Im Profil

Juan Nevado ist seit dem Jahr 1998 bei der britischen Fondsgesellschaft M & G. Er ist Co-Manager des M & G Episode Growth Fund, des M & G Episiode Allocation Fund und des Multi- Asset-Fonds M & G Dynamic Allocation Fund (ISIN: GB 00B 56H 1S4 5). Vor M & G war Nevado Anleiheexperte bei der Bank of Montreal. Er besitzt einen Bachelorabschluss von der London School of Economics in Wirtschaftswissenschaften sowie einen Master der gleichen Fachrichtung von der Universität Warwick.

€uro fondsxpress: Herr Nevado, macht es Sinn, auf Grundlage von Wirtschaftsprognosen Investment-entscheidungen zu treffen?
Juan Nevado: Nein. Zum einen ist es außerordentlich schwierig, exakt die Höhe des Wirtschaftswachstums eines Landes, die Inflationsrate oder andere Kennziffern zu prognostizieren. Die Chance, dass Experten, auch wenn sie noch so qualifiziert sind, danebenliegen, ist höher, als dass sie ins Schwarze treffen. Aber auch wenn die Prognosen einmal zutreffend sein sollten, gibt es keine Garantie dafür, dass sich die Märkte tatsächlich in die daraus abgeleitete Richtung bewegen. Wir haben dies zuletzt im vergangenen Oktober erlebt.

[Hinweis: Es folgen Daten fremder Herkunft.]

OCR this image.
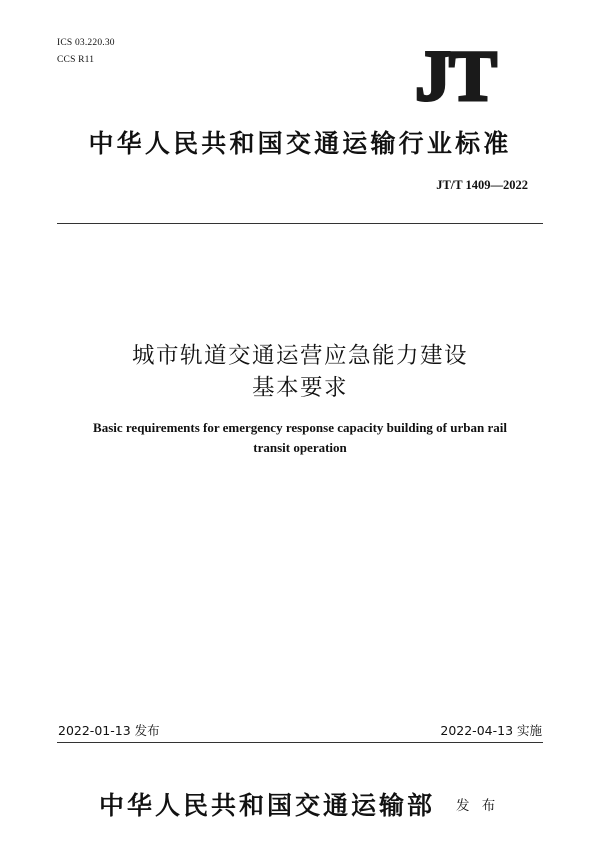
ICS 03.220.30
CCS R11	JT
中华人民共和国交通运输行业标准
JT/T 1409—2022
城市轨道交通运营应急能力建设
基本要求
Basic requirements for emergency response capacity building of urban rail
transit operation
2022-01-13 发布	2022-04-13 实施
中华人民共和国交通运输部 发 布
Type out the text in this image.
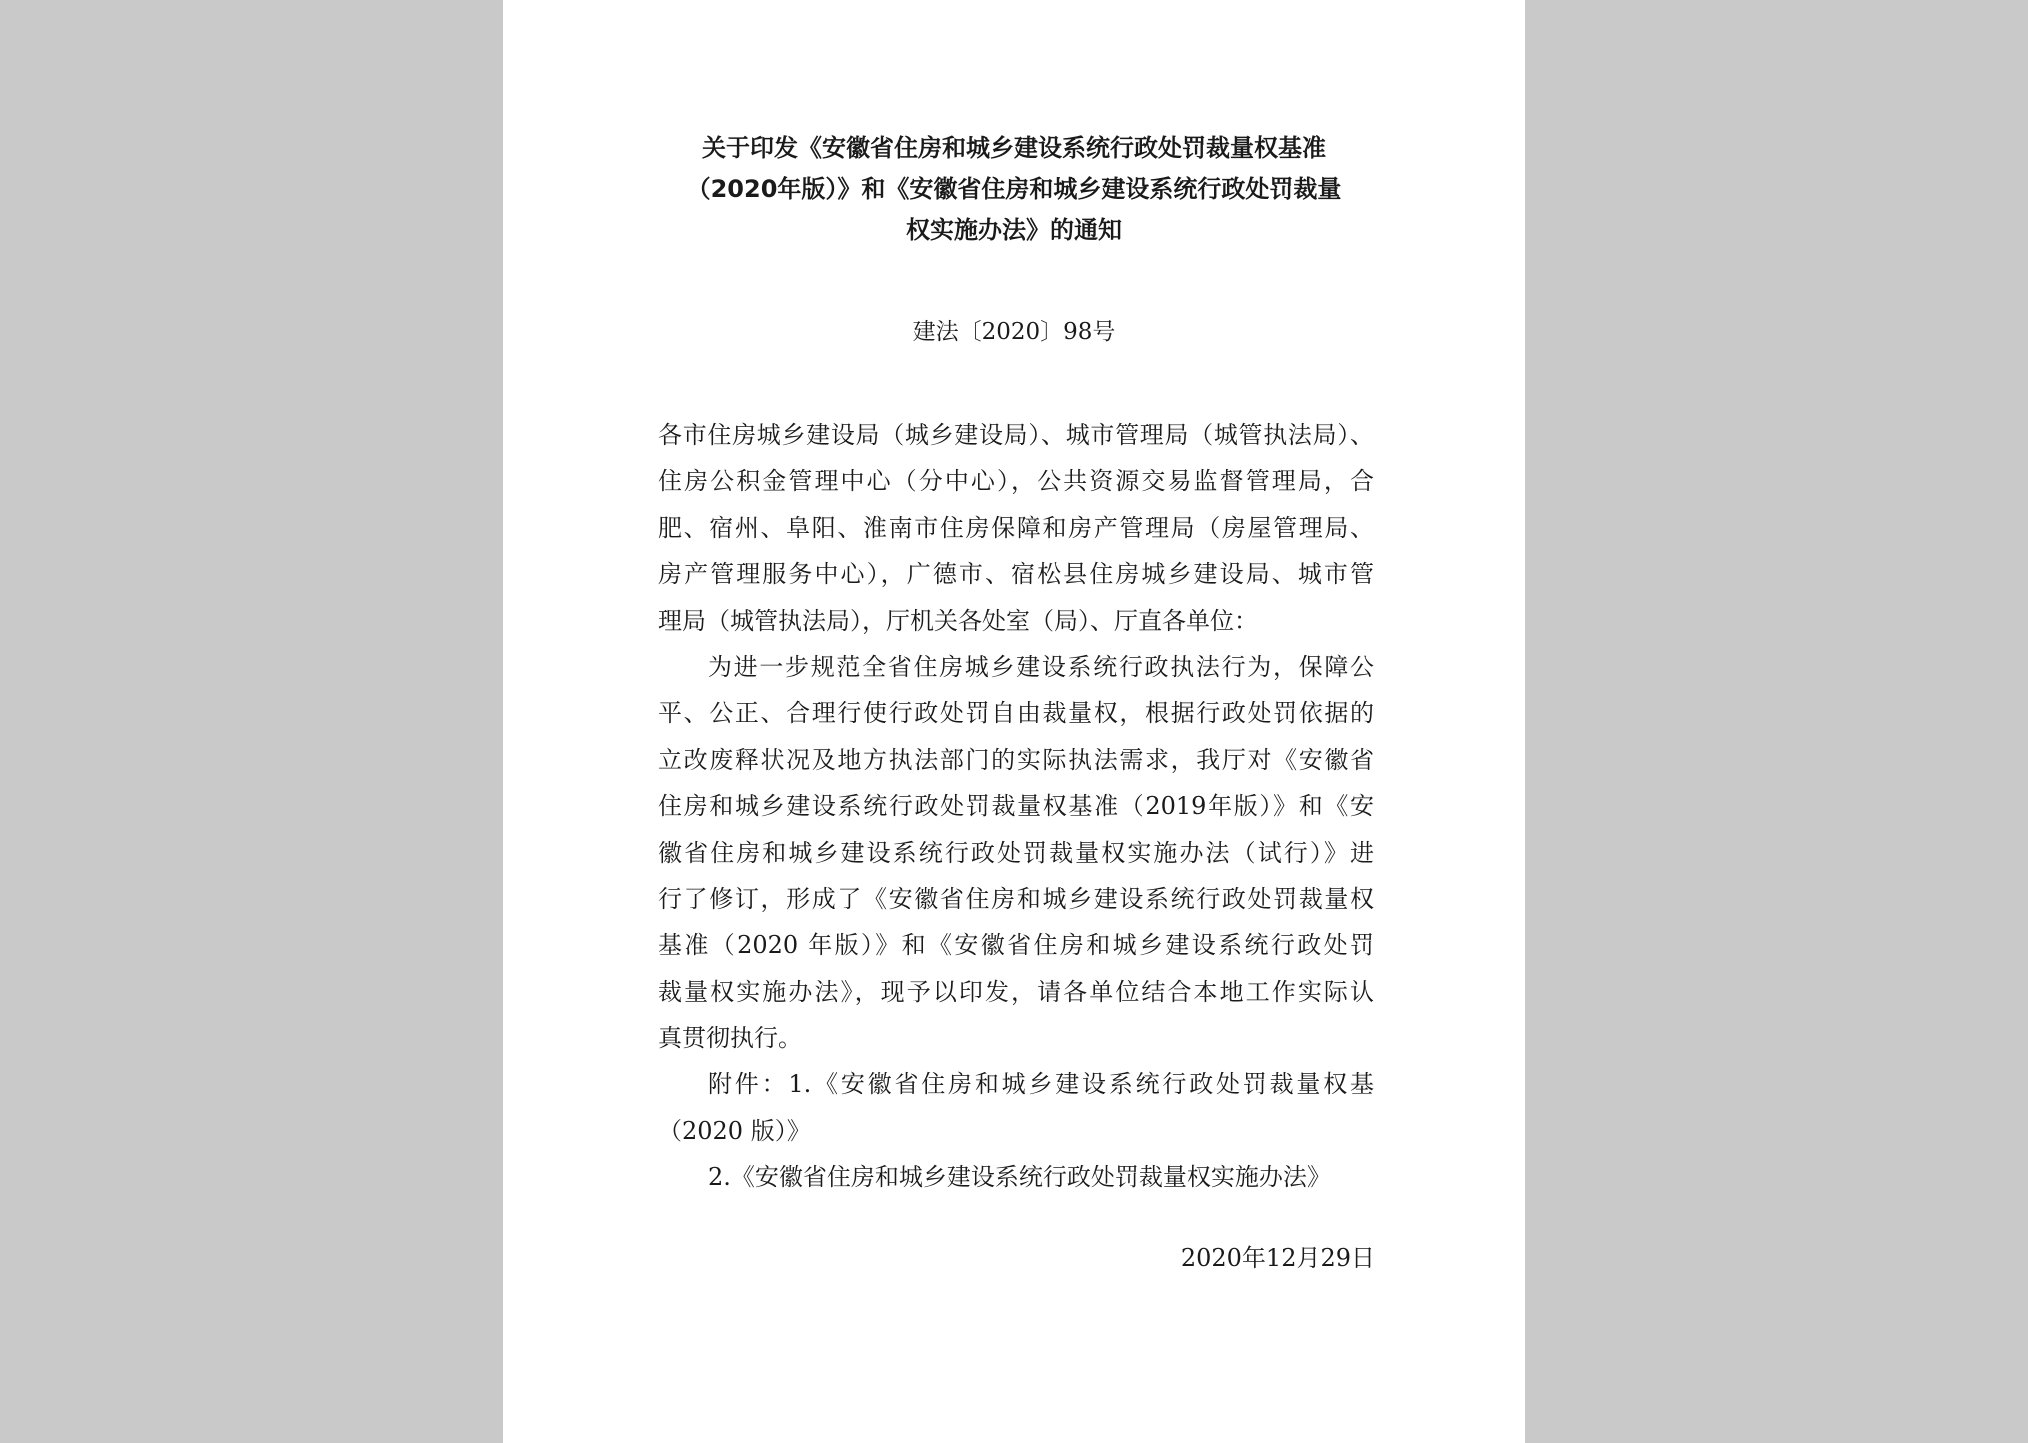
关于印发《安徽省住房和城乡建设系统行政处罚裁量权基准
（2020年版）》和《安徽省住房和城乡建设系统行政处罚裁量
权实施办法》的通知
建法〔2020〕98号
各市住房城乡建设局（城乡建设局）、城市管理局（城管执法局）、
住房公积金管理中心（分中心），公共资源交易监督管理局，合
肥、宿州、阜阳、淮南市住房保障和房产管理局（房屋管理局、
房产管理服务中心），广德市、宿松县住房城乡建设局、城市管
理局（城管执法局），厅机关各处室（局）、厅直各单位：
为进一步规范全省住房城乡建设系统行政执法行为，保障公
平、公正、合理行使行政处罚自由裁量权，根据行政处罚依据的
立改废释状况及地方执法部门的实际执法需求，我厅对《安徽省
住房和城乡建设系统行政处罚裁量权基准（2019年版）》和《安
徽省住房和城乡建设系统行政处罚裁量权实施办法（试行）》进
行了修订，形成了《安徽省住房和城乡建设系统行政处罚裁量权
基准（2020 年版）》和《安徽省住房和城乡建设系统行政处罚
裁量权实施办法》，现予以印发，请各单位结合本地工作实际认
真贯彻执行。
附件：1.《安徽省住房和城乡建设系统行政处罚裁量权基
（2020 版）》
2.《安徽省住房和城乡建设系统行政处罚裁量权实施办法》
2020年12月29日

Da korrigierten Aktien, auch aufgrund geopolitischer Risiken.
Richtig. Der Rücksetzer stand jedoch in deutlichem Gegensatz zu den Prognosen. Die meisten Institute hatten eine weitere Erholung der Wirtschaft und einen stärker werdenden Dollar vorhergesagt, was sich ja auch bislang bestätigte. Die Investoren waren dennoch nicht überzeugt und erhöhten ihre Cash-Position.

Wie erklärt sich das?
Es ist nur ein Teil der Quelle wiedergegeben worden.